El profesor de la Universidad de la Capital lanzó una bomba, bajando la voz deliberadamente.
—El hombre más rico del país, la centenaria y poderosa familia Lucero de la capital, ¿has oído hablar de ellos?
Las pestañas de Aldana se movieron ligeramente y su expresión finalmente mostró un atisbo de cambio.
[Vaya.

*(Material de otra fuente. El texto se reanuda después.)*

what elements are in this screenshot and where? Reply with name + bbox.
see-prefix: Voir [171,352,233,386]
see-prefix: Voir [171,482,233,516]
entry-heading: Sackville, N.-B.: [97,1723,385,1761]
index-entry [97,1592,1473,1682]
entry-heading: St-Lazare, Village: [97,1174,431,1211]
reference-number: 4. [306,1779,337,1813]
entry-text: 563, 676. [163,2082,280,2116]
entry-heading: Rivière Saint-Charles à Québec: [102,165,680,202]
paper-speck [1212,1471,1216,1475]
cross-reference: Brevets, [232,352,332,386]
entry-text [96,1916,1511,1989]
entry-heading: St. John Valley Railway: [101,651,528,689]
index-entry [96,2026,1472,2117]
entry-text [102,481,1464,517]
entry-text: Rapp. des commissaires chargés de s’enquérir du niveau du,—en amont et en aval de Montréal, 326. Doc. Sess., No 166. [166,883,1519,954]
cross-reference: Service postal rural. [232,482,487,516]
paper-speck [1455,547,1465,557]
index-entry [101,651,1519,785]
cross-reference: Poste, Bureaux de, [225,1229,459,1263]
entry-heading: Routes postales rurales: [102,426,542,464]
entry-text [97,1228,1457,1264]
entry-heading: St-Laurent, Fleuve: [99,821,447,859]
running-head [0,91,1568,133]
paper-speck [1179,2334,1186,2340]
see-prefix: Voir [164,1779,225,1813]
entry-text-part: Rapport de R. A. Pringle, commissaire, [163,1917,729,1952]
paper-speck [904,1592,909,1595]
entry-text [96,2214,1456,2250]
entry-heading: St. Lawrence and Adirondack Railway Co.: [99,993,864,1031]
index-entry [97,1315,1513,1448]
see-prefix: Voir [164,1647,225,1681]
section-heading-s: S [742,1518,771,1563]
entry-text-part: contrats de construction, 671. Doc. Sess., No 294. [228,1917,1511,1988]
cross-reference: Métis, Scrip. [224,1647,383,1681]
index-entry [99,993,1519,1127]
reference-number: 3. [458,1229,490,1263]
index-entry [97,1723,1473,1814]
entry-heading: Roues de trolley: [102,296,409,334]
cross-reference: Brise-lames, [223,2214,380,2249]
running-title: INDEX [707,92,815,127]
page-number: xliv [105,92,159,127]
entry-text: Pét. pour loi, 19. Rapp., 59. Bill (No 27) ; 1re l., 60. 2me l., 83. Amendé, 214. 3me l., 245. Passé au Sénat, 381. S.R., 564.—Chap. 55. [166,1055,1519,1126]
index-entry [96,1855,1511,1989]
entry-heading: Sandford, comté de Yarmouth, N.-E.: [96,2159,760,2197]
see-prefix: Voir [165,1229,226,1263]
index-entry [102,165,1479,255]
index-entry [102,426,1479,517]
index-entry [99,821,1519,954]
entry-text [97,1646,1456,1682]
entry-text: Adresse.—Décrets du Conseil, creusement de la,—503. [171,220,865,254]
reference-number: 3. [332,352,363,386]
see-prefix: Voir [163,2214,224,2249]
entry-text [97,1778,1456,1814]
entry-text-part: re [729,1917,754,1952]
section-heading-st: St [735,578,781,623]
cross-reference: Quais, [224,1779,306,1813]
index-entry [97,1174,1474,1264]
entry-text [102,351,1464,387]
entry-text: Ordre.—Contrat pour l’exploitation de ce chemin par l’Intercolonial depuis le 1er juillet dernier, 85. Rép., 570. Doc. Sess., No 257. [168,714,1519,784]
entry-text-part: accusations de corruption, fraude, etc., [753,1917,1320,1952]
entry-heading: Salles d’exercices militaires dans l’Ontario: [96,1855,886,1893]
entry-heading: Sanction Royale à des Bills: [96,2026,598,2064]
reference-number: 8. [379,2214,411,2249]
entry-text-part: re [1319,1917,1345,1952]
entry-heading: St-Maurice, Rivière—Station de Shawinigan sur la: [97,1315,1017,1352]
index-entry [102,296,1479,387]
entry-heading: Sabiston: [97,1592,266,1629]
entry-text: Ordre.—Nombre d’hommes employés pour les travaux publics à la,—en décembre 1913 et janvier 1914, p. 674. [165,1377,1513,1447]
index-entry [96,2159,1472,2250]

Si los conozco].
—Rogelio, el heredero del Grupo Lucero, es precisamente miembro del programa para genios de la Universidad de la Capital.
Al ver el interés de Aldana, el profesor se apresuró a añadir:
—Si entras, serán compañeros de universidad.
En el futuro, al buscar trabajo, solo mencionar “fui compañera de Rogelio” sería como tener un pase VIP.
—¿Ah, sí?
Al oír el nombre de Rogelio, Aldana arqueó una ceja y sus labios rojos se curvaron con interés.
—Entonces...
—¡Por favor, Aldana Carrillo, dale una oportunidad a la Universidad Progresista!
El profesor de la Universidad Progresista levantó la mano con fuerza, interrumpiendo a Aldana, sin dejar pasar ninguna oportunidad.
—En la Universidad Progresista también podrás elegir lo que quieras.
—La Universidad de la Capital es una excelente escuela.
Después de escuchar a ambos, Aldana movió los labios y habló sin prisa.
El profesor de la Universidad de la Capital sonrió de oreja a oreja.
Pero antes de que pudiera celebrar, Aldana continuó:
—Por supuesto, la Universidad Progresista también lo es.
El de la Universidad Progresista también sonrió.
—Ambas universidades representan el más alto nivel de Nuboria. Es un honor para mí recibir una invitación de ambas al mismo tiempo.
Aldana inclinó ligeramente la barbilla. Su delicado rostro, bañado por la cálida luz, parecía aún más hermoso. Sus labios rosados se abrieron ligeramente.
—Sin embargo, solo puedo elegir una.